Renal Insufficiency: In moderate renal insufficiency patients (creatinine clearance 30 to 49 mL/min), the terminal half-life of 6MNA was increased by approximately 50% (39.2 ± 7.8 hrs, N=12) compared to the normal subjects (26.9 ± 3.3 hrs, N=13), and there was a 50% increase in the plasma levels of unbound 6MNA.
Additionally, the renal excretion of 6MNA in the moderate renal impaired patients decreased on average by 33% compared to that in the normal patients. A similar increase in the mean terminal half-life of 6MNA was seen in a small study of patients with severe renal dysfunction (creatine clearance < 30 mL/min). In patients undergoing hemodialysis, steady-state plasma concentrations of the active metabolite 6MNA were similar to those observed in healthy subjects. Due to extensive protein binding, 6MNA is not dialyzable.

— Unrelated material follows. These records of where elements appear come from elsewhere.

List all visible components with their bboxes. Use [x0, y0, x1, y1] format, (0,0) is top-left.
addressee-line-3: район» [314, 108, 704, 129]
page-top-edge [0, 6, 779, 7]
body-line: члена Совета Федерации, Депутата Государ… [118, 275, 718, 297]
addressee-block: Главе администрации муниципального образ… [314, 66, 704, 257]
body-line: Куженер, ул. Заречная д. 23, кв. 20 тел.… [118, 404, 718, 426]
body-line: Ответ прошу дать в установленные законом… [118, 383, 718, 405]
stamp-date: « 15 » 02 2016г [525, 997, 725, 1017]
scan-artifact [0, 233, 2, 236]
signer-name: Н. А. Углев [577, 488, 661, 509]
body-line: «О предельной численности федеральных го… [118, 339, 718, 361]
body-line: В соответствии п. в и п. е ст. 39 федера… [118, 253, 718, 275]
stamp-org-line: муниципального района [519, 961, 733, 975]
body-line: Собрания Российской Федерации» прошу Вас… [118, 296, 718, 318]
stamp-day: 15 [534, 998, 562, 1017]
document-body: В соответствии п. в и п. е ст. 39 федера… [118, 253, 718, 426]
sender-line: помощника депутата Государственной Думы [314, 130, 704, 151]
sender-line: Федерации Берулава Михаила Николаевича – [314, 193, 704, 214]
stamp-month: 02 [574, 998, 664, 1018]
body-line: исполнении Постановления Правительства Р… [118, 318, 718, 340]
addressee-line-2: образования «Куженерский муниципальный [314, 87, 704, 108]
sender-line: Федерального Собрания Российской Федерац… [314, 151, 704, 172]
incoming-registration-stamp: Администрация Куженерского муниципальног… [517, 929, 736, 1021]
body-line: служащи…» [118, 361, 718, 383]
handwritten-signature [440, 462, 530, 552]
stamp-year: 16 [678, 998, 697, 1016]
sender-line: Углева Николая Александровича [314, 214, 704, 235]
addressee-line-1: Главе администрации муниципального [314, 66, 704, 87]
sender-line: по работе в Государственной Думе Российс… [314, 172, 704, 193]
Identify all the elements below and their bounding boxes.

Dosage adjustment of nabumetone generally is not necessary in patients with mild renal insufficiency (≥ 50 mL/min). Caution should be used in prescribing nabumetone to patients with moderate or severe renal insufficiency. The maximum starting doses of nabumetone in patients with moderate or severe renal insufficiency should not exceed 750 mg or 500 mg, respectively once daily. Following careful monitoring of renal function in patients with moderate or severe renal insufficiency, daily doses may be increased to a maximum of 1,500 mg and 1,000 mg, respectively (see WARNINGS, Renal Effects).
Hepatic Impairment: Data in patients with severe hepatic impairment are limited. Biotransformation of nabumetone to 6MNA and the further metabolism of 6MNA to inactive metabolites is dependent on hepatic function and could be reduced in patients with severe hepaticimpairment (history of or biopsy-proven cirrhosis).

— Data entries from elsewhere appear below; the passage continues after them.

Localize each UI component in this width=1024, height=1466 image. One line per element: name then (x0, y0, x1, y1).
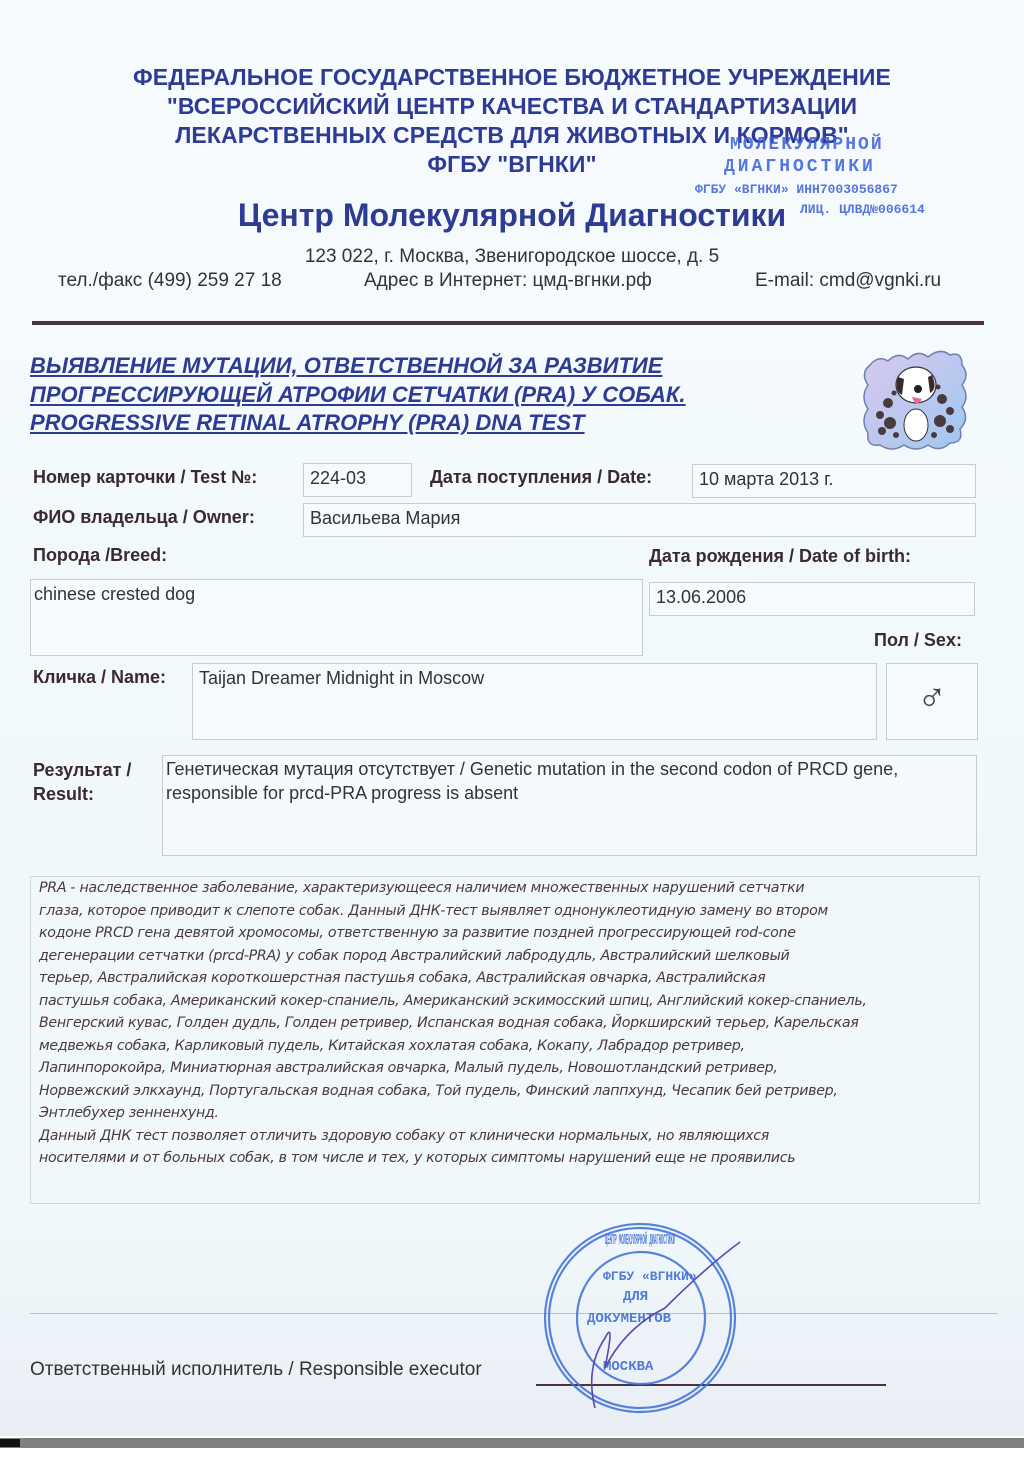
receipt-date-field: 10 марта 2013 г. (692, 464, 976, 498)
description-line: пастушья собака, Американский кокер-спан… (39, 990, 971, 1013)
test-title-line-3: PROGRESSIVE RETINAL ATROPHY (PRA) DNA TE… (30, 410, 585, 436)
sex-label: Пол / Sex: (874, 630, 962, 651)
description-line: медвежья собака, Карликовый пудель, Кита… (39, 1035, 971, 1058)
seal-outer-text: ЦЕНТР МОЛЕКУЛЯРНОЙ ДИАГНОСТИКИ (605, 1231, 675, 1249)
description-line: Венгерский кувас, Голден дудль, Голден р… (39, 1012, 971, 1035)
date-of-birth-label: Дата рождения / Date of birth: (649, 546, 911, 567)
test-description: PRA - наследственное заболевание, характ… (30, 876, 980, 1204)
name-label: Кличка / Name: (33, 667, 166, 688)
lab-stamp-line-3: ФГБУ «ВГНКИ» ИНН7003056867 (695, 182, 898, 197)
seal-inner-top: ФГБУ «ВГНКИ» (603, 1269, 697, 1284)
description-line: Норвежский элкхаунд, Португальская водна… (39, 1080, 971, 1103)
description-line: Лапинпорокойра, Миниатюрная австралийска… (39, 1057, 971, 1080)
official-seal-icon: ЦЕНТР МОЛЕКУЛЯРНОЙ ДИАГНОСТИКИ ФГБУ «ВГН… (535, 1218, 750, 1418)
description-line: терьер, Австралийская короткошерстная па… (39, 967, 971, 990)
description-line: Данный ДНК тест позволяет отличить здоро… (39, 1125, 971, 1148)
breed-field: chinese crested dog (30, 579, 643, 656)
scan-mark (0, 1439, 20, 1447)
address: 123 022, г. Москва, Звенигородское шоссе… (0, 246, 1024, 268)
header-divider (32, 321, 984, 325)
description-line: кодоне PRCD гена девятой хромосомы, отве… (39, 922, 971, 945)
email-link[interactable]: E-mail: cmd@vgnki.ru (755, 270, 941, 292)
responsible-executor-label: Ответственный исполнитель / Responsible … (30, 1359, 482, 1381)
result-label-en: Result: (33, 782, 94, 806)
owner-label: ФИО владельца / Owner: (33, 507, 255, 528)
description-line: носителями и от больных собак, в том чис… (39, 1147, 971, 1170)
lab-stamp-line-1: МОЛЕКУЛЯРНОЙ (730, 135, 884, 155)
male-sex-icon: ♂ (886, 663, 978, 740)
page-bottom-border (0, 1438, 1024, 1448)
date-of-birth-field: 13.06.2006 (649, 582, 975, 616)
result-field: Генетическая мутация отсутствует / Genet… (162, 755, 977, 856)
lab-stamp-line-2: ДИАГНОСТИКИ (724, 157, 876, 177)
center-title: Центр Молекулярной Диагностики (0, 197, 1024, 234)
description-line: дегенерации сетчатки (prcd-PRA) у собак … (39, 945, 971, 968)
owner-field: Васильева Мария (303, 503, 976, 537)
footer-divider (30, 1313, 998, 1314)
description-line: Энтлебухер зенненхунд. (39, 1102, 971, 1125)
dog-name-field: Taijan Dreamer Midnight in Moscow (192, 663, 877, 740)
breed-label: Порода /Breed: (33, 545, 167, 566)
org-name-line-2: "ВСЕРОССИЙСКИЙ ЦЕНТР КАЧЕСТВА И СТАНДАРТ… (0, 93, 1024, 120)
test-number-label: Номер карточки / Test №: (33, 467, 257, 488)
result-label-ru: Результат / (33, 758, 131, 782)
description-line: PRA - наследственное заболевание, характ… (39, 877, 971, 900)
seal-inner-bottom: МОСКВА (603, 1359, 654, 1375)
test-title-line-2: ПРОГРЕССИРУЮЩЕЙ АТРОФИИ СЕТЧАТКИ (PRA) У… (30, 382, 686, 408)
seal-center-2: ДОКУМЕНТОВ (587, 1311, 672, 1327)
seal-center-1: ДЛЯ (623, 1289, 648, 1305)
receipt-date-label: Дата поступления / Date: (430, 467, 652, 488)
test-title-line-1: ВЫЯВЛЕНИЕ МУТАЦИИ, ОТВЕТСТВЕННОЙ ЗА РАЗВ… (30, 353, 662, 379)
dalmatian-logo-icon (858, 343, 973, 455)
description-line: глаза, которое приводит к слепоте собак.… (39, 900, 971, 923)
phone: тел./факс (499) 259 27 18 (58, 270, 282, 292)
certificate-page: ФЕДЕРАЛЬНОЕ ГОСУДАРСТВЕННОЕ БЮДЖЕТНОЕ УЧ… (0, 0, 1024, 1436)
org-name-line-1: ФЕДЕРАЛЬНОЕ ГОСУДАРСТВЕННОЕ БЮДЖЕТНОЕ УЧ… (0, 64, 1024, 91)
test-number-field: 224-03 (303, 463, 412, 497)
website-link[interactable]: Адрес в Интернет: цмд-вгнки.рф (364, 270, 652, 292)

Special Studies: Gastrointestinal: Nabumetone was compared to aspirin in inducing gastrointestinal blood loss. Food intake was not monitored. Studies utilizing 51 Cr-tagged red blood cells in healthy males showed no difference in fecal blood loss after 3 or 4 weeks’ administration of 1,000 mg or 2,000 mg of nabumetone daily when compared to either placebo-treated or nontreated subjects. In contrast, aspirin 3,600 mg daily produced an increase in fecal blood loss when compared to subjects who received nabumetone, placebo, or no treatment. The clinical relevance of the data is unknown.

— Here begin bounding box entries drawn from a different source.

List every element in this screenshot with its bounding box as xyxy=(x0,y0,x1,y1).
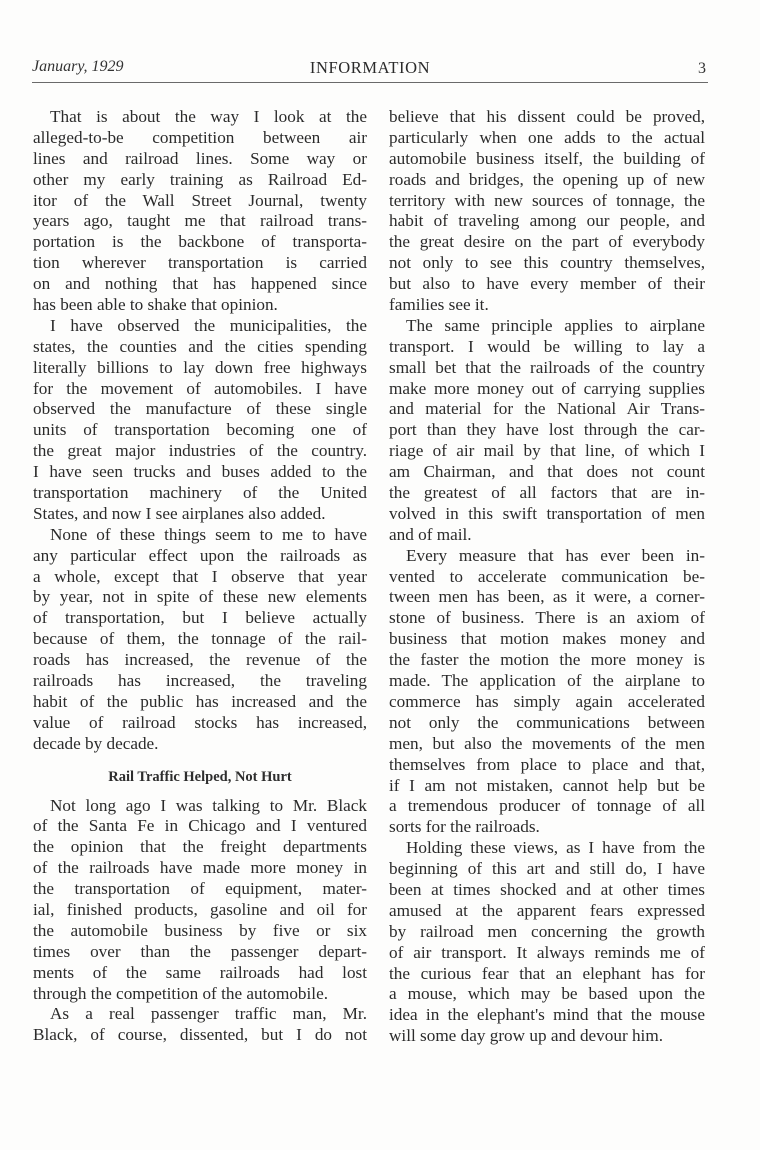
left-column: That is about the way I look at the alle… xyxy=(33,107,367,1046)
text-line: Every measure that has ever been in- xyxy=(389,546,705,567)
text-line: families see it. xyxy=(389,295,705,316)
text-line: and material for the National Air Trans- xyxy=(389,399,705,420)
text-line: the curious fear that an elephant has fo… xyxy=(389,964,705,985)
text-line: the great desire on the part of everybod… xyxy=(389,232,705,253)
text-line: times over than the passenger depart- xyxy=(33,942,367,963)
text-line: am Chairman, and that does not count xyxy=(389,462,705,483)
paragraph: believe that his dissent could be proved… xyxy=(389,107,705,316)
text-line: transportation machinery of the United xyxy=(33,483,367,504)
text-line: any particular effect upon the railroads… xyxy=(33,546,367,567)
text-line: by year, not in spite of these new eleme… xyxy=(33,587,367,608)
text-line: but also to have every member of their xyxy=(389,274,705,295)
text-line: transport. I would be willing to lay a xyxy=(389,337,705,358)
text-line: for the movement of automobiles. I have xyxy=(33,379,367,400)
text-line: particularly when one adds to the actual xyxy=(389,128,705,149)
text-line: themselves from place to place and that, xyxy=(389,755,705,776)
text-line: small bet that the railroads of the coun… xyxy=(389,358,705,379)
text-line: not only to see this country themselves, xyxy=(389,253,705,274)
paragraph: I have observed the municipalities, the … xyxy=(33,316,367,525)
document-page: January, 1929 INFORMATION 3 That is abou… xyxy=(0,0,760,1150)
text-line: lines and railroad lines. Some way or xyxy=(33,149,367,170)
text-line: alleged-to-be competition between air xyxy=(33,128,367,149)
text-line: amused at the apparent fears expressed xyxy=(389,901,705,922)
text-line: States, and now I see airplanes also add… xyxy=(33,504,367,525)
text-line: because of them, the tonnage of the rail… xyxy=(33,629,367,650)
text-line: of the Santa Fe in Chicago and I venture… xyxy=(33,816,367,837)
text-line: automobile business itself, the building… xyxy=(389,149,705,170)
text-line: port than they have lost through the car… xyxy=(389,420,705,441)
text-line: Not long ago I was talking to Mr. Black xyxy=(33,796,367,817)
text-line: on and nothing that has happened since xyxy=(33,274,367,295)
text-line: territory with new sources of tonnage, t… xyxy=(389,191,705,212)
text-line: not only the communications between xyxy=(389,713,705,734)
text-line: riage of air mail by that line, of which… xyxy=(389,441,705,462)
running-header: January, 1929 INFORMATION 3 xyxy=(32,56,708,83)
text-line: the automobile business by five or six xyxy=(33,921,367,942)
page-number: 3 xyxy=(698,60,706,78)
text-line: observed the manufacture of these single xyxy=(33,399,367,420)
text-line: a whole, except that I observe that year xyxy=(33,567,367,588)
text-line: through the competition of the automobil… xyxy=(33,984,367,1005)
text-line: itor of the Wall Street Journal, twenty xyxy=(33,191,367,212)
text-line: if I am not mistaken, cannot help but be xyxy=(389,776,705,797)
text-line: a tremendous producer of tonnage of all xyxy=(389,796,705,817)
paragraph: Holding these views, as I have from the … xyxy=(389,838,705,1047)
text-line: commerce has simply again accelerated xyxy=(389,692,705,713)
text-line: portation is the backbone of transporta- xyxy=(33,232,367,253)
paragraph: Every measure that has ever been in- ven… xyxy=(389,546,705,838)
text-line: the transportation of equipment, mater- xyxy=(33,879,367,900)
section-heading: Rail Traffic Helped, Not Hurt xyxy=(33,767,367,788)
text-line: of air transport. It always reminds me o… xyxy=(389,943,705,964)
text-line: will some day grow up and devour him. xyxy=(389,1026,705,1047)
text-line: by railroad men concerning the growth xyxy=(389,922,705,943)
text-line: railroads has increased, the traveling xyxy=(33,671,367,692)
paragraph: That is about the way I look at the alle… xyxy=(33,107,367,316)
text-line: tion wherever transportation is carried xyxy=(33,253,367,274)
publication-title: INFORMATION xyxy=(32,58,708,78)
text-line: of transportation, but I believe actuall… xyxy=(33,608,367,629)
text-line: years ago, taught me that railroad trans… xyxy=(33,211,367,232)
text-line: That is about the way I look at the xyxy=(33,107,367,128)
text-line: business that motion makes money and xyxy=(389,629,705,650)
paragraph: None of these things seem to me to have … xyxy=(33,525,367,755)
text-line: idea in the elephant's mind that the mou… xyxy=(389,1005,705,1026)
text-line: has been able to shake that opinion. xyxy=(33,295,367,316)
text-line: of the railroads have made more money in xyxy=(33,858,367,879)
text-line: habit of the public has increased and th… xyxy=(33,692,367,713)
text-line: and of mail. xyxy=(389,525,705,546)
paragraph: The same principle applies to airplane t… xyxy=(389,316,705,546)
text-line: Holding these views, as I have from the xyxy=(389,838,705,859)
text-line: make more money out of carrying supplies xyxy=(389,379,705,400)
text-line: roads has increased, the revenue of the xyxy=(33,650,367,671)
text-line: the greatest of all factors that are in- xyxy=(389,483,705,504)
text-line: made. The application of the airplane to xyxy=(389,671,705,692)
text-line: I have seen trucks and buses added to th… xyxy=(33,462,367,483)
text-line: volved in this swift transportation of m… xyxy=(389,504,705,525)
text-line: been at times shocked and at other times xyxy=(389,880,705,901)
text-line: vented to accelerate communication be- xyxy=(389,567,705,588)
text-line: the opinion that the freight departments xyxy=(33,837,367,858)
text-line: ial, finished products, gasoline and oil… xyxy=(33,900,367,921)
text-line: beginning of this art and still do, I ha… xyxy=(389,859,705,880)
text-line: stone of business. There is an axiom of xyxy=(389,608,705,629)
text-line: sorts for the railroads. xyxy=(389,817,705,838)
text-line: I have observed the municipalities, the xyxy=(33,316,367,337)
right-column: believe that his dissent could be proved… xyxy=(389,107,705,1047)
text-line: units of transportation becoming one of xyxy=(33,420,367,441)
text-line: the great major industries of the countr… xyxy=(33,441,367,462)
text-line: value of railroad stocks has increased, xyxy=(33,713,367,734)
text-line: ments of the same railroads had lost xyxy=(33,963,367,984)
text-line: The same principle applies to airplane xyxy=(389,316,705,337)
paragraph: Not long ago I was talking to Mr. Black … xyxy=(33,796,367,1005)
paragraph: As a real passenger traffic man, Mr. Bla… xyxy=(33,1004,367,1046)
text-line: Black, of course, dissented, but I do no… xyxy=(33,1025,367,1046)
text-line: As a real passenger traffic man, Mr. xyxy=(33,1004,367,1025)
text-line: a mouse, which may be based upon the xyxy=(389,984,705,1005)
text-line: tween men has been, as it were, a corner… xyxy=(389,587,705,608)
text-line: roads and bridges, the opening up of new xyxy=(389,170,705,191)
text-line: men, but also the movements of the men xyxy=(389,734,705,755)
text-line: habit of traveling among our people, and xyxy=(389,211,705,232)
text-line: literally billions to lay down free high… xyxy=(33,358,367,379)
text-line: None of these things seem to me to have xyxy=(33,525,367,546)
text-line: states, the counties and the cities spen… xyxy=(33,337,367,358)
text-line: other my early training as Railroad Ed- xyxy=(33,170,367,191)
text-line: the faster the motion the more money is xyxy=(389,650,705,671)
text-line: decade by decade. xyxy=(33,734,367,755)
text-line: believe that his dissent could be proved… xyxy=(389,107,705,128)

The following endoscopy trials entered patients who had been previously treated with NSAIDs. These patients had varying baseline scores and different courses of treatment. The trials were not designed to correlate symptoms and endoscopy scores. The clinical relevance of these endoscopy trials, i.e., either G.I. symptoms or serious G.I. events, is not known.
Ten endoscopy studies were conducted in 488 patients who had baseline and post-treatment endoscopy. In 5 clinical trials that compared a total of 194 patients on 1,000 mg of nabumetone daily or naproxen 250 mg or 500 mg twice daily for 3 to 12 weeks, treatment with nabumetone resulted in fewer patients with endoscopically detected lesions (>3 mm). In 2 trials a total of 101 patients administered 1,000 mg or 2,000 mg of nabumetone daily or piroxicam 10 mg to 20 mg for 7 to 10 days, there were fewer patients treated with nabumetone with endoscopically detected lesions. In 3 trials of a total of 47 patients on 1,000 mg of nabumetone daily or indomethacin 100 mg to 150 mg daily for 3 to 4 weeks, the endoscopy scores were higher with indomethacin. Another 12-week trial in a total of 171 patients compared the results of treatment with 1,000 mg of nabumetone daily to ibuprofen 2,400 mg/day and ibuprofen 2,400 mg/day plus misoprostol 800 mcg/day. The results showed that patients treated with nabumetone had a lower number of endoscopically detected lesions (>5 mm) than patients treated with ibuprofen alone but comparable to the combination of ibuprofen plus misoprostol. The results did not correlate with abdominal pain.
Other: In 1-week, repeat-dose studies in healthy volunteers, 1,000 mg of nabumetone daily had little effect on collagen-induced platelet aggregation and no effect on bleeding time. In comparison, naproxen 500 mg daily suppressed collagen-induced platelet aggregation and significantly increased bleeding time.